Current health practice is primarily based on heuristic decision trees that are established from centuries of medical experience and scientific evidence. A patient presents with a set of symptoms. A highly trained provider reviews the patient history, physical exam and findings from lab results, imaging studies and other evaluations. The provider compares this information to their formal education, their practical training, their personal experience, perhaps consults with their colleagues or reviews recent literature, and then recommends a course of action for the patient. If the initial recommendation doesn’t resolve the concern, they may engage specialists. Human beings are present in every aspect of this process, from generating the scientific evidence included in the formal education to performing the diagnostic tests and establishing payment policies that influence health decisions.
The emergence of new technologies, including the various forms of machine learning and deep learning, is challenging the healthcare paradigm described above. Recent work in machine learning has demonstrated that algorithms can process images and detect pneumonia with accuracy comparable to a radiologist. Substantial progress is being made in the development of algorithms that can process electronic health record (EHR) data and identify patients at risk of developing conditions such as sepsis. The growth of genomic medicine requires computational aids to assist in the recognition of DNA variants that may be clinically significant. Healthcare workforce issues, the rising cost of healthcare and the limits of human cognition and perception combine to justify the impressive work computational work. Often the end goal of this work is represented as “next generation decision support.”

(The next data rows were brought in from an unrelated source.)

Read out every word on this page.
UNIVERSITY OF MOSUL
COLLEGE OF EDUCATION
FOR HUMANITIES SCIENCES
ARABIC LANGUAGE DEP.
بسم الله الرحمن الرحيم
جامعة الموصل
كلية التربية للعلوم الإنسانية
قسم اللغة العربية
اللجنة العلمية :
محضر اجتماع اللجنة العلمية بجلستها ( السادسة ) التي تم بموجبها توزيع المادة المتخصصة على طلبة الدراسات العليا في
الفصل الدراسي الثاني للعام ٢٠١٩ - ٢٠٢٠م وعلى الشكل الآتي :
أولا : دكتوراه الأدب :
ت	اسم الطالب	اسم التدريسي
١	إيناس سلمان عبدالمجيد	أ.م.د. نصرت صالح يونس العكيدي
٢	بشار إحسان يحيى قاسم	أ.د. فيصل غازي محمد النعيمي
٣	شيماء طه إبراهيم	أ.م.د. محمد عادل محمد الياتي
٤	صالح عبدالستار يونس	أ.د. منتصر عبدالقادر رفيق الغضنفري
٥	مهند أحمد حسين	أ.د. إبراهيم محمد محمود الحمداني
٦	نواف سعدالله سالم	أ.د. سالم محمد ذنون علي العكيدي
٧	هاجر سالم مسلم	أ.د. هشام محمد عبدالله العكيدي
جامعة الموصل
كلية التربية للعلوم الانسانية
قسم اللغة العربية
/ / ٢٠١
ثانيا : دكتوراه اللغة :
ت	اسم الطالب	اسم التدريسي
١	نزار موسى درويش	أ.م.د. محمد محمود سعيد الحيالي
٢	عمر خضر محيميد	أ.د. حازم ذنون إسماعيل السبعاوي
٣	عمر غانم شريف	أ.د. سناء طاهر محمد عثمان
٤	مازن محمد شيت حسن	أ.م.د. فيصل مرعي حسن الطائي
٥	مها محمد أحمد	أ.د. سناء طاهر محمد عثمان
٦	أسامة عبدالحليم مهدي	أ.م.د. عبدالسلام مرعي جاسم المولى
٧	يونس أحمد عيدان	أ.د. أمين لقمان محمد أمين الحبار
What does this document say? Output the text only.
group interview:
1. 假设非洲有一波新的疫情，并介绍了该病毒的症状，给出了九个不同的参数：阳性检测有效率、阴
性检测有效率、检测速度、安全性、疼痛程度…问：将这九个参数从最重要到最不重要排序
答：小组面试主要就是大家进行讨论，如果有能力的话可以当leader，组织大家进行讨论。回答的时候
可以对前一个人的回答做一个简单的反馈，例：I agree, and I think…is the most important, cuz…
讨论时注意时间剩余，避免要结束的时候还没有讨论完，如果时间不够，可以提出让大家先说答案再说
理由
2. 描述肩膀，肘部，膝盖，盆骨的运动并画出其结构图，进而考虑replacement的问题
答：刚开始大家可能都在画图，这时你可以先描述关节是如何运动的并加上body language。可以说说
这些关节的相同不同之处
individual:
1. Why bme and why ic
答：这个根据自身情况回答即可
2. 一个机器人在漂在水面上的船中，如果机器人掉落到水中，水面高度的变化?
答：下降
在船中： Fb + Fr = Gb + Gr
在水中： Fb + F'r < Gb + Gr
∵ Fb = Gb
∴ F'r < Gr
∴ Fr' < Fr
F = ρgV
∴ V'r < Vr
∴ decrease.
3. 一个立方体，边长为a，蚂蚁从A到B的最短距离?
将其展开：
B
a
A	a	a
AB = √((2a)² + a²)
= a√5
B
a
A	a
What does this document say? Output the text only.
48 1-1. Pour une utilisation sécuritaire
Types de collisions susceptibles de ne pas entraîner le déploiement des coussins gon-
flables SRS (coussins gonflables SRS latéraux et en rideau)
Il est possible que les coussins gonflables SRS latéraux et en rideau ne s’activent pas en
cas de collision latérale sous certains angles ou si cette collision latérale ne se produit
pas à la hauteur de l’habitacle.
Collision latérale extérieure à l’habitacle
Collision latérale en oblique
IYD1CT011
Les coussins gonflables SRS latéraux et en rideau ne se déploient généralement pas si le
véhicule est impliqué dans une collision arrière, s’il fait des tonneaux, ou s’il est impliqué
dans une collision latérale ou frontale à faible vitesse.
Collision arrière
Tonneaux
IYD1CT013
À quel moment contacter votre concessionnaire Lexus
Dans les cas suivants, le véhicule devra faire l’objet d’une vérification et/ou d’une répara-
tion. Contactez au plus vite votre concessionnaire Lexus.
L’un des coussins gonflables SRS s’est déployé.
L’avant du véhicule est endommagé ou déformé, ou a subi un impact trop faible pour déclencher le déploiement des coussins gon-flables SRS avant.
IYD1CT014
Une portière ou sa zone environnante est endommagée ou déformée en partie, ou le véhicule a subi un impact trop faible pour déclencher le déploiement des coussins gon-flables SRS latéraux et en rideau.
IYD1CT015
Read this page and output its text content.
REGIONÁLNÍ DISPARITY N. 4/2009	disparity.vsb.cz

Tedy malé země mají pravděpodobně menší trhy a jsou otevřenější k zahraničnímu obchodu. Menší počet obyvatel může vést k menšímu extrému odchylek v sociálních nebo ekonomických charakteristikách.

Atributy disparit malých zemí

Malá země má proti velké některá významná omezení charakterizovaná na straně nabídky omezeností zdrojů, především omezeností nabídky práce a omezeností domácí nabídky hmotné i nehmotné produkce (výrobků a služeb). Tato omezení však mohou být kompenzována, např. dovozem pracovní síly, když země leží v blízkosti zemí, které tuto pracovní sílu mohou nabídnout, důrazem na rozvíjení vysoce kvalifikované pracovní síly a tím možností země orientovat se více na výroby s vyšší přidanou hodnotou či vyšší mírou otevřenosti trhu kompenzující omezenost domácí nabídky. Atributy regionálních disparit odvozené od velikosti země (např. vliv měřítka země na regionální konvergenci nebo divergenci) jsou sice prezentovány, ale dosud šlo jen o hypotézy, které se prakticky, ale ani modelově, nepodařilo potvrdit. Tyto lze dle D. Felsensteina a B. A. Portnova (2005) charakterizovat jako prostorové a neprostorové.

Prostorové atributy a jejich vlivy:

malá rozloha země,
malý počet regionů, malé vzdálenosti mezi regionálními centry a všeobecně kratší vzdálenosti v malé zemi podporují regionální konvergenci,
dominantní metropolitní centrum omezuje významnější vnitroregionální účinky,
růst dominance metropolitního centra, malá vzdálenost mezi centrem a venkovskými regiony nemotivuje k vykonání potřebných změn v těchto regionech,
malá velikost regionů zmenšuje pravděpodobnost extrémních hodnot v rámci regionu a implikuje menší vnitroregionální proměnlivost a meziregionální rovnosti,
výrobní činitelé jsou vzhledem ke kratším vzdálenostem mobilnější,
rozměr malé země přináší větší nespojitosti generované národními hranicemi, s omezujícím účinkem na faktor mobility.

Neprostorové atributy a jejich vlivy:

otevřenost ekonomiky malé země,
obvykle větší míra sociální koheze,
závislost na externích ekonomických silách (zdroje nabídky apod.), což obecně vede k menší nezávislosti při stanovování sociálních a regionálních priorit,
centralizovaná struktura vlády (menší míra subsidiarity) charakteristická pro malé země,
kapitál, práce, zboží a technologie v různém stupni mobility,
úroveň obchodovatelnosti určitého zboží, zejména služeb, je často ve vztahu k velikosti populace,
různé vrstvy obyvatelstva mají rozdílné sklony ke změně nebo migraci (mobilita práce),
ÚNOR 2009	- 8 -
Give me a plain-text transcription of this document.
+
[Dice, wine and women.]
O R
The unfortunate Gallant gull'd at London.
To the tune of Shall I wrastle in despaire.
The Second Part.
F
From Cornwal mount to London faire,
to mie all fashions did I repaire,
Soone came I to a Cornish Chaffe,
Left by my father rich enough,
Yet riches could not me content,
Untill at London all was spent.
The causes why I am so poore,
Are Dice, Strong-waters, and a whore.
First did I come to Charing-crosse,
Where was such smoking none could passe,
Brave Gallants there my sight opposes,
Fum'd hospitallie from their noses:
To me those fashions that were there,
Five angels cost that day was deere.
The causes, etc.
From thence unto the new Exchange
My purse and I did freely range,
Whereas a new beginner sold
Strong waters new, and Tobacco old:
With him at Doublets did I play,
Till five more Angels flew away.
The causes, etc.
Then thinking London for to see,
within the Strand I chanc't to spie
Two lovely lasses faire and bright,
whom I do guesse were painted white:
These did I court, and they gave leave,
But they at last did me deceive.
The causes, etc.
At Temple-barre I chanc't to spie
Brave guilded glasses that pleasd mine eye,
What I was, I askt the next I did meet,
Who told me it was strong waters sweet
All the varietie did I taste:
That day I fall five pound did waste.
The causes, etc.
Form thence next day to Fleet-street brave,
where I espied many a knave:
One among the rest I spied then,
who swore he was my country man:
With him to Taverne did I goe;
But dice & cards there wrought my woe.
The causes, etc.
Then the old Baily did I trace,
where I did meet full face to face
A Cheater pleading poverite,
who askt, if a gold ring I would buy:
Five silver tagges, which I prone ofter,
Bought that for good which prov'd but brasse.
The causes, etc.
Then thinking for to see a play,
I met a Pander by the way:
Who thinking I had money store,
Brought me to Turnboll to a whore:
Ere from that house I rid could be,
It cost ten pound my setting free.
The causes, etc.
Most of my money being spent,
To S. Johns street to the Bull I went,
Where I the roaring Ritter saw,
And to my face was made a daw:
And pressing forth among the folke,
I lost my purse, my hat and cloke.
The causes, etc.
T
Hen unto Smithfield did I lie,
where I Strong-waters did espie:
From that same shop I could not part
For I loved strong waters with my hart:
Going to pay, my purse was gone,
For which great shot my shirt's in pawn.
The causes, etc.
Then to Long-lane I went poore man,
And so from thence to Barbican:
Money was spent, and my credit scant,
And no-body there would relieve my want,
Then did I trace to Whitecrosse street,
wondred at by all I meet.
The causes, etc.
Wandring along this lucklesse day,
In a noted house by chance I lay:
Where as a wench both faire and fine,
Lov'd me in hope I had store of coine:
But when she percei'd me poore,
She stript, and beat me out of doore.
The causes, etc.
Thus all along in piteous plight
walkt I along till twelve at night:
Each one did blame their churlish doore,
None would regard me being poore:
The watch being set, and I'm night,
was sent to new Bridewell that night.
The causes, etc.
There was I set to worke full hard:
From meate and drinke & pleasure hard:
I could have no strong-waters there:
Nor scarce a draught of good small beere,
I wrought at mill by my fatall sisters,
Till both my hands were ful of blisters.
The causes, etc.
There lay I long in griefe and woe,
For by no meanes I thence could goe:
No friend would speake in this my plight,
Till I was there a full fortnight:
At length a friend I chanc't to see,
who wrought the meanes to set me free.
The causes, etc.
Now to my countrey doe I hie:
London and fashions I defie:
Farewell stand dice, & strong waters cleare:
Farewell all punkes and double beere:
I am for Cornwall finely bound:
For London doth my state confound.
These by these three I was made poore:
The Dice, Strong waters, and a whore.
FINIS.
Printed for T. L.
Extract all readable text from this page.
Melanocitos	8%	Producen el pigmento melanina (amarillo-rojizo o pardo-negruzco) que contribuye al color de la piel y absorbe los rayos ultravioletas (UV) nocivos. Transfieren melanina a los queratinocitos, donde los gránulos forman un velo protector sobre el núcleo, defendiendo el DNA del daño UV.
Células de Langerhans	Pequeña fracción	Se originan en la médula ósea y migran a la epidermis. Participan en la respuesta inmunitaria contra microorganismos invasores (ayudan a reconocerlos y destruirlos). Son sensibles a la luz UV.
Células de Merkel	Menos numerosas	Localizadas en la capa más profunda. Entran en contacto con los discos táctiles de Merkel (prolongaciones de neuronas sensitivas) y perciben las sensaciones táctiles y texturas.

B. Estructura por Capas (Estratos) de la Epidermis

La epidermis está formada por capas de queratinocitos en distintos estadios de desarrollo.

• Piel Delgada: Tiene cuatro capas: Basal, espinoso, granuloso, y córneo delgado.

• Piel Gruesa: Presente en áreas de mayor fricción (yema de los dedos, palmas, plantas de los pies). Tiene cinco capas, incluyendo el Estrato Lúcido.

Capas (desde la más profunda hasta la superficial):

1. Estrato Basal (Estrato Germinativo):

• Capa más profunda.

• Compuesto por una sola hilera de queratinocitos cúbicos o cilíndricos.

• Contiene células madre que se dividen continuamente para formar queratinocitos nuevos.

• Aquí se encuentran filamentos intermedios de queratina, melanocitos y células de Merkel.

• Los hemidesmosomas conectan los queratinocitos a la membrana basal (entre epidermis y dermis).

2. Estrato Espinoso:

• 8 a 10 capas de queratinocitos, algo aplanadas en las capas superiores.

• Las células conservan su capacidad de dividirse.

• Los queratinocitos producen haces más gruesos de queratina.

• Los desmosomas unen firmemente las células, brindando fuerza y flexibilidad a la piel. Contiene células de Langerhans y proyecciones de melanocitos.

"AI has significant potential to improve the quality and efficiency of many aspects of healthcare"
The “last mile” for these advances to be incorporated into routine healthcare practice (especially beyond primarily academic settings) requires resolving significant gaps in current policies and practices for incorporating decision support into patient care. For example, in current practice the adoption of clinical decision support (CDS) rules in a clinical setting typically requires the review and approval of a committee. The committee assesses the logic of the rule, evaluates the literature for the evidence basis of the logic, reviews the results of local testing and reaches a conclusion about the readiness of the rule to be implemented in production. When the CDS logic is often a relatively simple “If [Condition A and B], then [action C]” that can be tested and reproduced with carefully constructed test patients, this process works well. When the CDS logic is more opaque, as often happens with the results of deep learning, this current evaluation process is unlikely to provide information that will reassure the committee that the CDS logic will be safe and effective. As another example, an algorithm optimized to identify pneumonia may miss a lung malignancy that a radiologist would note. Other concerns can include the quality of data used to train algorithms, whether or not diverse populations are accurately represented in the data and how to evaluate reproducibility in the era of dynamically adjusting algorithms.
Until these concerns can be addressed, current practice and policy frameworks will struggle to incorporate the creative work emerging from the data science community. One resolution is to clearly articulate the goals and role of the computational system. A simple change in labeling can help reset the tone. The acronym “AI” is primarily used to mean “Artificial Intelligence.” This expression is widely used in the technical community, the media and discussions of the risks and benefits of this emerging area. A parallel definition for “AI” is gaining traction, “Augmented Intelligence.” This alternative has the benefit of clearly conveying an assistive role. Where “artificial” can emphasize the non-human aspect of AI, “augmented” keeps the human expert in the center. For example, many diagnostic activities stretch the limits of human perception. It is no longer possible for a clinical trainee to know every clinically significant DNA variant. Many subtle pathologies present early indications that elude pathologists and radiologists but can be flagged by image analysis. When algorithms are used to triage results or to provide secondary review, the human expert remains in the loop but is able to work more effectively and efficiently. This approach is often the intent of development work in clinical data science but may be lost in the details of working out the technical analysis.
Successful marathon runners (that is not me, by the way!), plan for the “last mile” early in their training. Likewise, the ultimate success of AI in healthcare requires collaborative work between clinicians, data scientists and local and national policy makers. Establishing clarity about the role of AI in clinical decision making processes requires investment in defining the policy framework required to insert these new capabilities into routine clinical practice. Data scientists should engage in conversations with administrators that begin with, “what would it take for you to be comfortable that this manages risk and promotes better outcomes?” Policy makers should seek and expect clear answers to questions about quality control, risk and reproducibility. Developing a risk evaluation framework for the adoption of AI applications is also useful. For example, an application that augments the patient scheduling process is likely to be lower risk than a diagnostic algorithm. Substantial testing is still warranted for administrative AI applications because healthcare always has complex exceptions that may not have been represented in the initial training data.
AI has significant potential to improve the quality and efficiency of many aspects of healthcare. Early consideration of the “last mile,” the local and national policy considerations needed to insert new technologies into routine practice, will be an important factor in the ultimate success of these promising new capabilities.